My previous post about Doom and Gloom was posted (by me) on the wrong blog. I decided to leave it there and I have to search and see how the same type of weather would have affected our ancestors?
Did most of them walk to work? I think perhaps they did since most of them lived in the community where the factory was located. Our great grandmothers probably we stay a home mothers raising the larger families. If they did work I would suspect they would have done washing or housekeeping for someone else.
I know my grandmother Gertrude O'Rourke would do housekeeping for others. I also remember that she did a weekly cleaning for a local Savings and Loan to supplement her income. I went with her one morning and had to sit still in a chair while she cleaned. Since the Savings and Loan was a few miles away from her home, we took the street car and I remember the far was about a dime.
My other grandmother Anna Bartels work cleaning the local school HOMEVILLE JUNIOR HIGH SCHOOL. I note that this school was built in 1939 and that was just a bit after her husband, my grandfather, Willi Schridde had been killed by a lightening strike.
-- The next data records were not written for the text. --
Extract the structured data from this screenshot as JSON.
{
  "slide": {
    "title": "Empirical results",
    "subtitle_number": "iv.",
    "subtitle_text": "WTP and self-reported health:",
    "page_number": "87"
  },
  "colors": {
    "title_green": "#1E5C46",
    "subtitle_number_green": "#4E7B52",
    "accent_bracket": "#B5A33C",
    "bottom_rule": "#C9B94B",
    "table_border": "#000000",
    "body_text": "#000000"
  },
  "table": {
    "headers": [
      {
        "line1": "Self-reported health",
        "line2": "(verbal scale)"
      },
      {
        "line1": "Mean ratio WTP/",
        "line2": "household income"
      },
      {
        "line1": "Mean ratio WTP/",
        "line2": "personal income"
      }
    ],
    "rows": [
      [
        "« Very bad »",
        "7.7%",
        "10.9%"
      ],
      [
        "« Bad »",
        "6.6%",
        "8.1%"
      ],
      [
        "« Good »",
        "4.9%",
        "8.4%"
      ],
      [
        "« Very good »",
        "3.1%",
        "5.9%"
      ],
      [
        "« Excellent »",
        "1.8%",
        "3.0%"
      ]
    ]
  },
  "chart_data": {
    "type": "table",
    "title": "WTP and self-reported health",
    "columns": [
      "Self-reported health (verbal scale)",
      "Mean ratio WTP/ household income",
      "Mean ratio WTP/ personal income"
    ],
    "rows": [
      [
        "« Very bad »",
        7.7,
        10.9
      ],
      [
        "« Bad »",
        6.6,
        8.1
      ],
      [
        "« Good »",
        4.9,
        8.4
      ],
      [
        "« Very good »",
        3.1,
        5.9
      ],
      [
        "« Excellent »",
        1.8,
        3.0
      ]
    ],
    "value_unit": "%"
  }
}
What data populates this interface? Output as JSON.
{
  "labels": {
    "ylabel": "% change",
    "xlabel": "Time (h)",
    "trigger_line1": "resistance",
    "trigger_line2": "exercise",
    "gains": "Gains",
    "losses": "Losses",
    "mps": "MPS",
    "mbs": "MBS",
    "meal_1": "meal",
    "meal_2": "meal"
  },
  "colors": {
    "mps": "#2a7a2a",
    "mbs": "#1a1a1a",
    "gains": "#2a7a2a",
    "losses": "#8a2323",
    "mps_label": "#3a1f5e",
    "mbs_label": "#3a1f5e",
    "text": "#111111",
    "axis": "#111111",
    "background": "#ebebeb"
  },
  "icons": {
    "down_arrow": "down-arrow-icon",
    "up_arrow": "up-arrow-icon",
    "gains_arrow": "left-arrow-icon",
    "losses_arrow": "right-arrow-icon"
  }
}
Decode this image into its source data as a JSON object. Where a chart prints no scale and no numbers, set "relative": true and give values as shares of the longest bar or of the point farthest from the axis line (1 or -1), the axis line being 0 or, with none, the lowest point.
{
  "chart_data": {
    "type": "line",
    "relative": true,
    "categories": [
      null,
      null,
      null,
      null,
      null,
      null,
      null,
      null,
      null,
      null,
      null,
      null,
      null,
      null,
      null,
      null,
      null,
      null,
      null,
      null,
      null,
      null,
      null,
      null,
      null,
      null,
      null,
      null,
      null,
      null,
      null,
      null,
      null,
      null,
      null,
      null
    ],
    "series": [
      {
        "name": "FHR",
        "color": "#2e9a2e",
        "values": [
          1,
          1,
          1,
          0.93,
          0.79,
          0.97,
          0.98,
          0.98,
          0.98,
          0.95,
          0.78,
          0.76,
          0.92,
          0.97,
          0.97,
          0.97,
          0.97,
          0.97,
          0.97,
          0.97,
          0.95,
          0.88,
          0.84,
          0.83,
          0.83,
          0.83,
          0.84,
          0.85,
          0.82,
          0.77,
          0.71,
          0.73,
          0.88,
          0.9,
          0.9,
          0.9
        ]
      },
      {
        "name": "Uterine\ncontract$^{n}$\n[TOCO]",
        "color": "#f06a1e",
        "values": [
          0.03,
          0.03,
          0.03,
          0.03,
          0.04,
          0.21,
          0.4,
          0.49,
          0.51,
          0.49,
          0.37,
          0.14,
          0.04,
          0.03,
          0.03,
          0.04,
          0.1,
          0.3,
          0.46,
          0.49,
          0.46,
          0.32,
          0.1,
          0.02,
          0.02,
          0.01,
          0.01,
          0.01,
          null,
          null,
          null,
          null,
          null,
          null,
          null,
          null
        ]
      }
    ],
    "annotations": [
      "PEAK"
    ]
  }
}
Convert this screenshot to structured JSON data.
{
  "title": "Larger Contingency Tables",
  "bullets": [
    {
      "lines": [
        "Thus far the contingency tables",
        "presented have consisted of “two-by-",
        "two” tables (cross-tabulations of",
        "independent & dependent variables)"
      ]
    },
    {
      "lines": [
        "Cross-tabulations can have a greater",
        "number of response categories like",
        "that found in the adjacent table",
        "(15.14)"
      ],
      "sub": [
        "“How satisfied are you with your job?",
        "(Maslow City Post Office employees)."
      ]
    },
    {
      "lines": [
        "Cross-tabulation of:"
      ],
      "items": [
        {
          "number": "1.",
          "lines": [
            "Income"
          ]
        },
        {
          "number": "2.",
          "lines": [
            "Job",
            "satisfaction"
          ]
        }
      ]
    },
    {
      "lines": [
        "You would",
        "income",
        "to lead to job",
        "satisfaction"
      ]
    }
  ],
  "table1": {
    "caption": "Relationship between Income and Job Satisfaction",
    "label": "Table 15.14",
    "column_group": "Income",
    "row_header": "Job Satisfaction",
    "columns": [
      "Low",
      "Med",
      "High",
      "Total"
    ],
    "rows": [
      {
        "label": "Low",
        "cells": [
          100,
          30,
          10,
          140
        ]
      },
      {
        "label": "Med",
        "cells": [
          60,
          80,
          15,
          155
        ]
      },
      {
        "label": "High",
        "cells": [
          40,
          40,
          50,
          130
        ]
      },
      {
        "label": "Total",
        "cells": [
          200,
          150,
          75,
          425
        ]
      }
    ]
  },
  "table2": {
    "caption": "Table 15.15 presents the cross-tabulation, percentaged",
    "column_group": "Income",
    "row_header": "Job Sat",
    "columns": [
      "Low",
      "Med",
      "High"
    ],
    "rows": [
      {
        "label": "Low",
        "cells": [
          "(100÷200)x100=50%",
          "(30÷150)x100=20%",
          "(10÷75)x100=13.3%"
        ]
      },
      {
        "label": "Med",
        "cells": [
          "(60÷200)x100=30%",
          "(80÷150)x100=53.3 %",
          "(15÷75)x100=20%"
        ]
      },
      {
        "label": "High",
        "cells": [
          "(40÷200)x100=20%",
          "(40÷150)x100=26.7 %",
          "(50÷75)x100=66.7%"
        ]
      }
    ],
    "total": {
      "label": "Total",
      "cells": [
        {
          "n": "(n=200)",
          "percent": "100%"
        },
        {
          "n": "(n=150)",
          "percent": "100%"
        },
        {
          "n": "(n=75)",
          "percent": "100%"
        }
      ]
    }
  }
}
This school was a ten minute walk from her home.
Willie Schridde worked as a millwright at the DUQUESNE STEEL WORKS and they lived up the hill from the plant. The men walked to work, which was downhill and I do not know if they was trolley service back up the hill. Something I had never thought about before.
Thomas Dowd lived near the EDGAR THOMPSON US STEEL WORKS plant and the men also would have walked to work. Our grandfathers and great grandfathers did a lot of back breaking work.
I have a little more exploration to do on these two Steel Mills and snow storms of the past.